NCSC notes that Ukraine's financial, energy and government institutions bore the brunt of NotPetya. However, the "indiscriminate design" of the malware caused it to spread to other European and Russian businesses.

Though it is unusual to officially blame another nation for a cyber attack, the US and Five-Eye partners blamed the WannaCry ransomware attack on North Korea.
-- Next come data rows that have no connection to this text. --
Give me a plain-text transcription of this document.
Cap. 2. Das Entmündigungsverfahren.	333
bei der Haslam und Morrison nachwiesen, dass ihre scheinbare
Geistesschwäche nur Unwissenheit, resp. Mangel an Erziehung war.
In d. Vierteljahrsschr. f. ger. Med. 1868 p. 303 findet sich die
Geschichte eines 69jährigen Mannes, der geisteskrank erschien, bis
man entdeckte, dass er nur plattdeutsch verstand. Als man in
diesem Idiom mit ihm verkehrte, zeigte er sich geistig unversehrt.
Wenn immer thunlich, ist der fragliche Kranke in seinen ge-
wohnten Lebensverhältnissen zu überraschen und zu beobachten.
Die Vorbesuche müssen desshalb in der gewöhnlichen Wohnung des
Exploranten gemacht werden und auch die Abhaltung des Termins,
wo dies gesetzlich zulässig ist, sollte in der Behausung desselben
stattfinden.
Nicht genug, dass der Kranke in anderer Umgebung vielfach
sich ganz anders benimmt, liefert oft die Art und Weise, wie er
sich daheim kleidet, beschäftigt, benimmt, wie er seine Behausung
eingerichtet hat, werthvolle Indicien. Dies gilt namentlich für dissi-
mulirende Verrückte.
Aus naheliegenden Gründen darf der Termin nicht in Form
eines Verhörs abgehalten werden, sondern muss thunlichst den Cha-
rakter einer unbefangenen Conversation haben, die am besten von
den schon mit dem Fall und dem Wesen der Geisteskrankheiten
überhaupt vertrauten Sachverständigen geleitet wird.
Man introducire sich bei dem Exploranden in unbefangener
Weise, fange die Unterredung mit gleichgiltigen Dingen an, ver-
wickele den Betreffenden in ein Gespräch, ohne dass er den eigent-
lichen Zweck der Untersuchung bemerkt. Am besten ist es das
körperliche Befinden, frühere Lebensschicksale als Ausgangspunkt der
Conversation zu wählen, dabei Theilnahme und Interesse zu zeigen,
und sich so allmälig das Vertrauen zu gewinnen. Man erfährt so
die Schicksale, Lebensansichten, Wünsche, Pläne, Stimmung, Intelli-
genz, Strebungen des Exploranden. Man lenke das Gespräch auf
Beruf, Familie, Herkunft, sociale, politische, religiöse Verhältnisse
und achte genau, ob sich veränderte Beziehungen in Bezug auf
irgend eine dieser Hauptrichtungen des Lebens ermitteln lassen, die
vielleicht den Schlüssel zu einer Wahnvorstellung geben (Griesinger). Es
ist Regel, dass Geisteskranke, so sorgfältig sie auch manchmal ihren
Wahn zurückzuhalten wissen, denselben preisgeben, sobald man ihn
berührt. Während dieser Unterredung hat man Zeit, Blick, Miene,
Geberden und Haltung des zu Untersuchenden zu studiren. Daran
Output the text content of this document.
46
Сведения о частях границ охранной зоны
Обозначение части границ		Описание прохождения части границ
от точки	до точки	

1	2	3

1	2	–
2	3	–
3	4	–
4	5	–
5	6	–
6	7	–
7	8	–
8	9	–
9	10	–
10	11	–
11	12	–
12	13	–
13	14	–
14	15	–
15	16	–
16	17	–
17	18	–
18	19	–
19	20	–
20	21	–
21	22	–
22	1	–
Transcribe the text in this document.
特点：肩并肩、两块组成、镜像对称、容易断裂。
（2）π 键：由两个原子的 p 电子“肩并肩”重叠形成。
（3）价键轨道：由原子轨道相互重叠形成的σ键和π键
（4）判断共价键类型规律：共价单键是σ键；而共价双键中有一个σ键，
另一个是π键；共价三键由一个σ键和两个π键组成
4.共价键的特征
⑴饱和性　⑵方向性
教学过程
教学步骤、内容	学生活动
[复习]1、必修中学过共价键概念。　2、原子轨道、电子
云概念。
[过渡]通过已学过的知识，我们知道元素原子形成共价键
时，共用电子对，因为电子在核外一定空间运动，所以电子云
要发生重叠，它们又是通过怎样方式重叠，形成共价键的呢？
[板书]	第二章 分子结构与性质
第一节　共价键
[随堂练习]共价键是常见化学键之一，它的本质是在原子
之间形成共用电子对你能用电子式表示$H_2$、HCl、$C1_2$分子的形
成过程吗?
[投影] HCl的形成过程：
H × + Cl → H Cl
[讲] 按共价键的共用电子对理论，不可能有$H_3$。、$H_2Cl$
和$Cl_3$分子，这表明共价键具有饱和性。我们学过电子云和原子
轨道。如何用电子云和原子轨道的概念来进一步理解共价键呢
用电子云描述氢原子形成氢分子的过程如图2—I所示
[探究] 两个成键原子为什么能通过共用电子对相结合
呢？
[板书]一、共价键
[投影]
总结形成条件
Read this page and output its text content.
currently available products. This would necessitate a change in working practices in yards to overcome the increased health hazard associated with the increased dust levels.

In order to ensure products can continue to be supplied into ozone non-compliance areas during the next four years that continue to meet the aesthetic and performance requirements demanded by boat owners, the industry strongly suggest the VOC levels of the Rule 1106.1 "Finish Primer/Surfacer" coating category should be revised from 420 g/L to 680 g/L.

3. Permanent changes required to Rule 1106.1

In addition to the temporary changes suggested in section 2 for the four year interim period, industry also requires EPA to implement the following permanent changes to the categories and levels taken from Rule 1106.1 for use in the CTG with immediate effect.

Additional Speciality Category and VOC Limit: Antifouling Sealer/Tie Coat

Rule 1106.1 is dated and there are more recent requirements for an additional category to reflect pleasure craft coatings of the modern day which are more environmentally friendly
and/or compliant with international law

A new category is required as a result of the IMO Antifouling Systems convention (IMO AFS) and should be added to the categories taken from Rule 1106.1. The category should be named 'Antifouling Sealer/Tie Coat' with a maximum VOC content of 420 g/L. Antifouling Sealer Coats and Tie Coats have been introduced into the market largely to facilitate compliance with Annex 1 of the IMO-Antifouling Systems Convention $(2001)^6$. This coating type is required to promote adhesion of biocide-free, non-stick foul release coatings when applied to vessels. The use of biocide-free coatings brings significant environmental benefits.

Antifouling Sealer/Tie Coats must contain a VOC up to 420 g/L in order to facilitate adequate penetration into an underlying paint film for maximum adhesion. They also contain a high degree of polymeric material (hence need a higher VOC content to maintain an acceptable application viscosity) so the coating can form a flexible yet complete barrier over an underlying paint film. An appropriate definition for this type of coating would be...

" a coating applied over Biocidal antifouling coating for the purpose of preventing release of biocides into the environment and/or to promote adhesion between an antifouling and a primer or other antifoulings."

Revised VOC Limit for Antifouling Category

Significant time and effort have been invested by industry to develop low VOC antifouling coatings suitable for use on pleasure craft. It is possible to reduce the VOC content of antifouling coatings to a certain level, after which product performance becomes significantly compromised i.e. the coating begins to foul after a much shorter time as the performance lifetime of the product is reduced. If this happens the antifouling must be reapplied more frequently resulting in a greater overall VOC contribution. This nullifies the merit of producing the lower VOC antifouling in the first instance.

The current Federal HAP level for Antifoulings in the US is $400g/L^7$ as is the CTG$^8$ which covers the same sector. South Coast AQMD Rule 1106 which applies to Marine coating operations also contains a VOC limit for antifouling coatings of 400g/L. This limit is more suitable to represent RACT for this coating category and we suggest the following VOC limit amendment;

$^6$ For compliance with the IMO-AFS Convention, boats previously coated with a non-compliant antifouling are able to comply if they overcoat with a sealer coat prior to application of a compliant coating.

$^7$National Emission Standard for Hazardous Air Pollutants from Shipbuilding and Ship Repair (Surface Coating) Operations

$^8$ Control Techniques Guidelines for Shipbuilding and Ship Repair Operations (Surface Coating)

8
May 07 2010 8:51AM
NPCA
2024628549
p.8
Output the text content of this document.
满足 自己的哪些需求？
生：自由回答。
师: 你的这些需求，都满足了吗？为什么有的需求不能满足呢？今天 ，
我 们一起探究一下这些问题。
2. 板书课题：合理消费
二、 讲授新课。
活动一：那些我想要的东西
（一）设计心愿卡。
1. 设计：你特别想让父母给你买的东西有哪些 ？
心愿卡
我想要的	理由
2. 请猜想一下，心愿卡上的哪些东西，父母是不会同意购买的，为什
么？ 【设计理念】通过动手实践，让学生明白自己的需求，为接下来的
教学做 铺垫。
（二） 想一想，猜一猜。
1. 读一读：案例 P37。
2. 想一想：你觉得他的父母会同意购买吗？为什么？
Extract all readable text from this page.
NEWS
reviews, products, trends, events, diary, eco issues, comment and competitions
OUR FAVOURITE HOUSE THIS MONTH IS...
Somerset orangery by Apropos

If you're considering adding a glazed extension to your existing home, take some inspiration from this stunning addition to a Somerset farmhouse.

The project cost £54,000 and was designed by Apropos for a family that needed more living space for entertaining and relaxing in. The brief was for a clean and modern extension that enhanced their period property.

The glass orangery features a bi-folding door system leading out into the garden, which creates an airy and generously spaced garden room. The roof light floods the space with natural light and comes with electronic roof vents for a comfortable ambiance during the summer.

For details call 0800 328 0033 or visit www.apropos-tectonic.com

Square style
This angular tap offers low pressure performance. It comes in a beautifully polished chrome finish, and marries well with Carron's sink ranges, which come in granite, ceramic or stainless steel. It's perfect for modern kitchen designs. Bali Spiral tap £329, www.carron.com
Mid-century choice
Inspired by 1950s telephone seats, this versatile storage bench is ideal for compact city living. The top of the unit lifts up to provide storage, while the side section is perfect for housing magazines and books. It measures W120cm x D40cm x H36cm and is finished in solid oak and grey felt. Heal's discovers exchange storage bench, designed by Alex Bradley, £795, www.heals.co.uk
The idea, in part at least, is to name and shame nation-state attackers for their actions.

Russia and North Korea have consistently denied responsibility for the NotPetya, WannaCry, and other cyber attacks.

The UK's Ahmad said the Kremlin has positioned Russia in direct opposition to the West.

"It doesn't have to be that way. We call upon Russia to be the responsible member of the international community it claims to be rather than secretly trying to undermine it," he said.

"The United Kingdom is identifying, pursuing and responding to malicious cyber activity regardless of where it originates, imposing costs on those who would seek to do us harm."